A federal appeals court on Thursday sounded skeptical of the argument that last year's ruling against California's gay marriage ban, Proposition 8, should be tossed out because the judge in the case did not disclose that he is gay and in a long-term relationship, The Los Angeles Times reported.

Protect Marriage, the coalition of mostly Christian conservative groups defending the law, argue that federal District Court Judge Vaughn Walker's August 2010 ruling overturning the 2008 voter-approved law should be invalidated because Walker has since acknowledged that he's gay and in a ten-year relationship with a male physician.

The 67-year-old Walker acknowledged his sexual orientation after he ruled on the case and has subsequently retired from the bench.

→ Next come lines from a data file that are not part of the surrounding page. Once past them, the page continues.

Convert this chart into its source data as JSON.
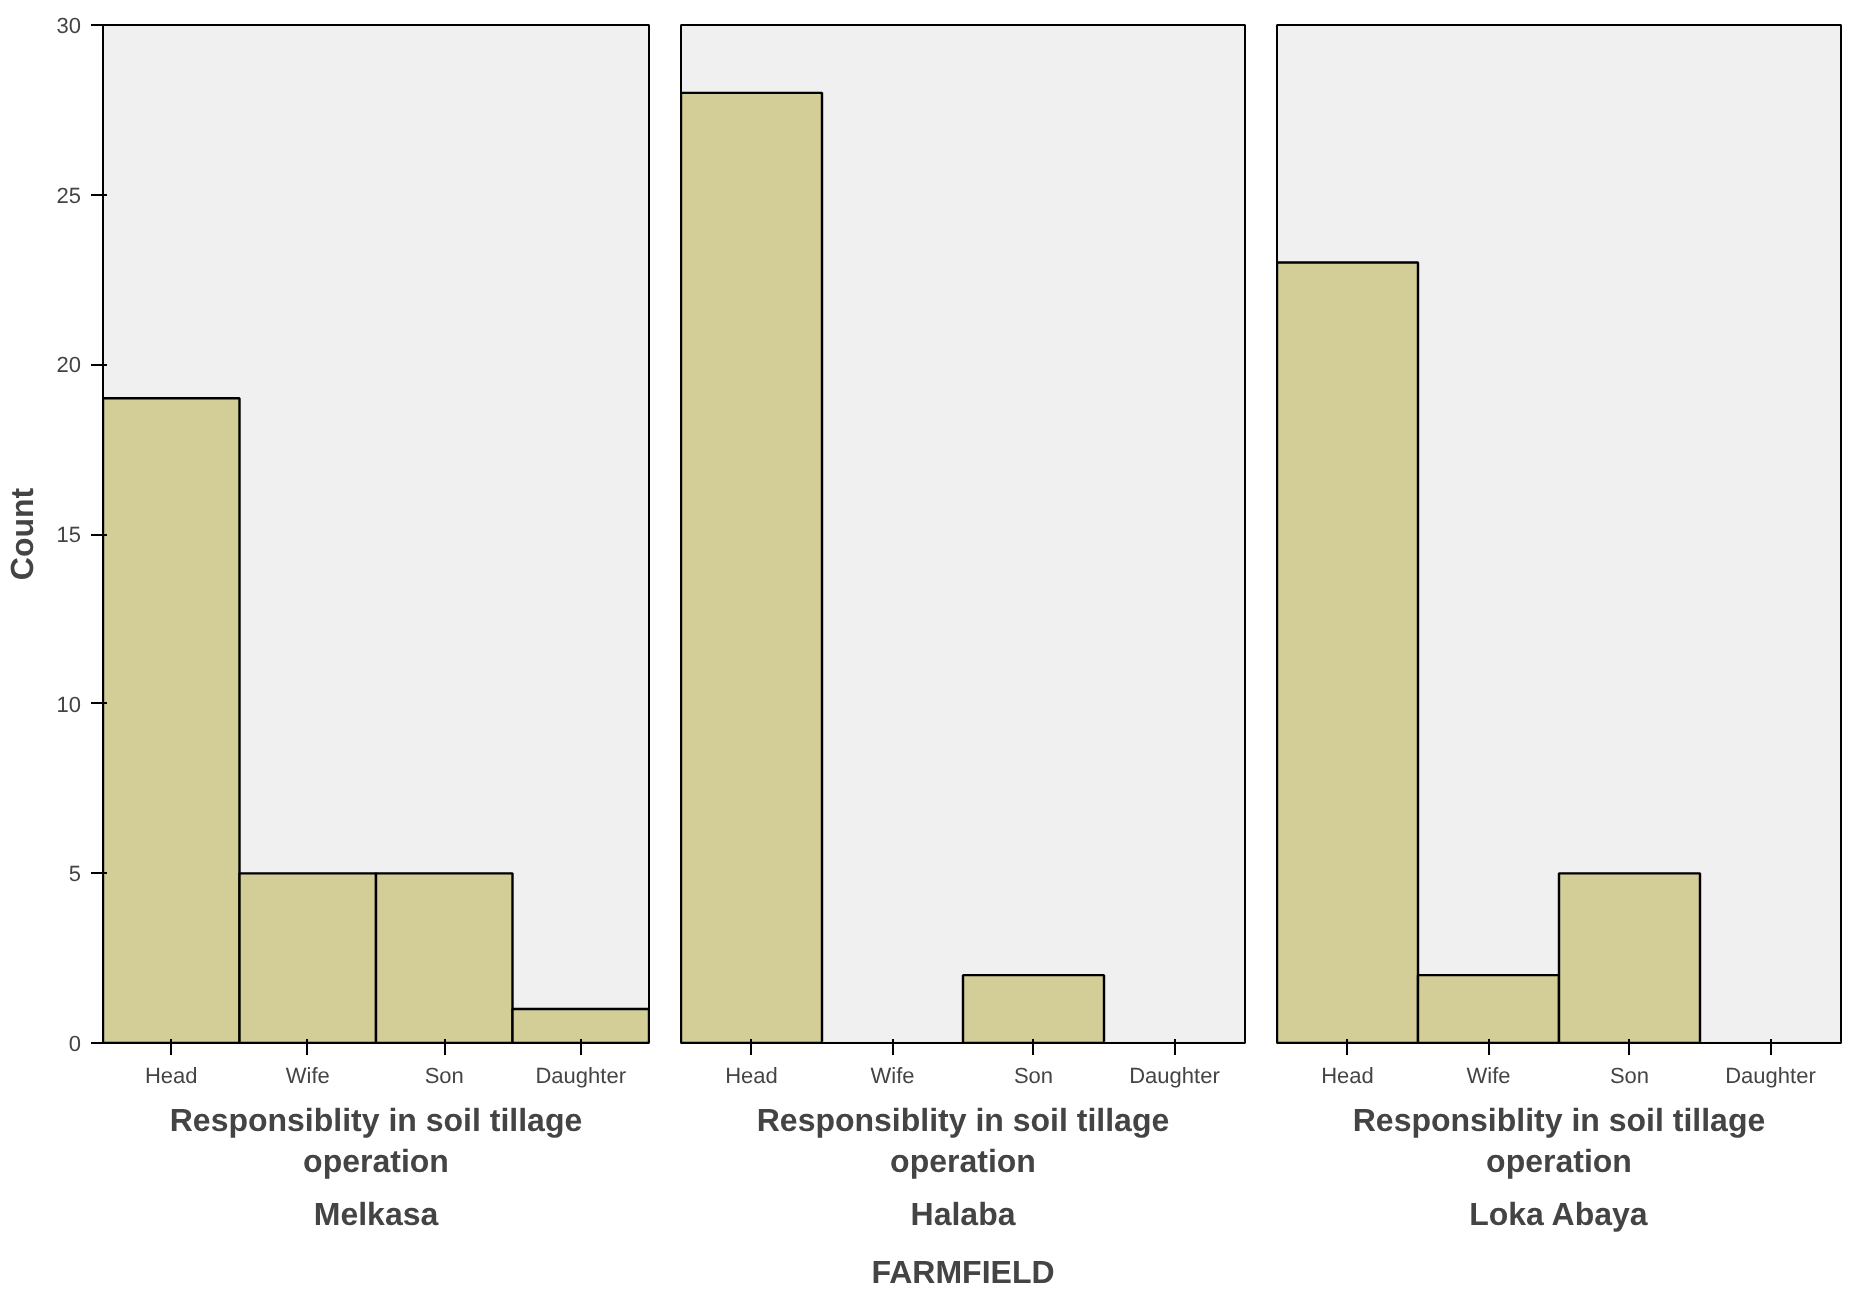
{
  "chart_data": [
    {
      "type": "bar",
      "title": "Melkasa",
      "xlabel": "Responsiblity in soil tillage operation",
      "ylabel": "Count",
      "categories": [
        "Head",
        "Wife",
        "Son",
        "Daughter"
      ],
      "values": [
        19,
        5,
        5,
        1
      ],
      "color": "#d3ce97",
      "ylim": [
        0,
        30
      ],
      "yticks": [
        0,
        5,
        10,
        15,
        20,
        25,
        30
      ],
      "grid": false
    },
    {
      "type": "bar",
      "title": "Halaba",
      "xlabel": "Responsiblity in soil tillage operation",
      "categories": [
        "Head",
        "Wife",
        "Son",
        "Daughter"
      ],
      "values": [
        28,
        0,
        2,
        0
      ],
      "color": "#d3ce97",
      "ylim": [
        0,
        30
      ],
      "yticks": [
        0,
        5,
        10,
        15,
        20,
        25,
        30
      ],
      "tick_labels": "x",
      "grid": false,
      "annotations": [
        "FARMFIELD"
      ]
    },
    {
      "type": "bar",
      "title": "Loka Abaya",
      "xlabel": "Responsiblity in soil tillage operation",
      "categories": [
        "Head",
        "Wife",
        "Son",
        "Daughter"
      ],
      "values": [
        23,
        2,
        5,
        0
      ],
      "color": "#d3ce97",
      "ylim": [
        0,
        30
      ],
      "yticks": [
        0,
        5,
        10,
        15,
        20,
        25,
        30
      ],
      "tick_labels": "x",
      "grid": false
    }
  ]
}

But the U.S. 9th Circuit Court of Appeals three-judge panel appeared unswayed by the argument.

“So a married judge could never hear a divorce?” asked Judge Michael Daly Hawkins.

“What about an unmarried heterosexual judge who wants to maintain the definition of marriage?” asked Judge N. Randy Smith, a Republican appointee. “Does he have to disclose that?”

Representing Protect Marriage, lawyer Charles J. Cooper said it would be “a dark day in American jurisprudence” if courts allowed a gay judge who wanted to marry to decide the issue.

“There is no case anywhere in American jurisprudence that says a judge who is a minority, because he is a minority, can sit on his own case,” Cooper told the judges.

Judge Hawkins observed that there was no proof that Walker wanted to marry, noting that Walker did not marry during the five months when gay marriage was legal in 2008.

The court, which is also reviewing an appeal on Walker's ruling, seemed inclined to rule in Protect Marriage's favor in its effort to keep videotapes of the Proposition 8 trial sealed.

The judges noted that Walker promised not to make the tapes public.

“[T]he word of the court is supposed to mean something,” said Judge Stephen Reinhardt.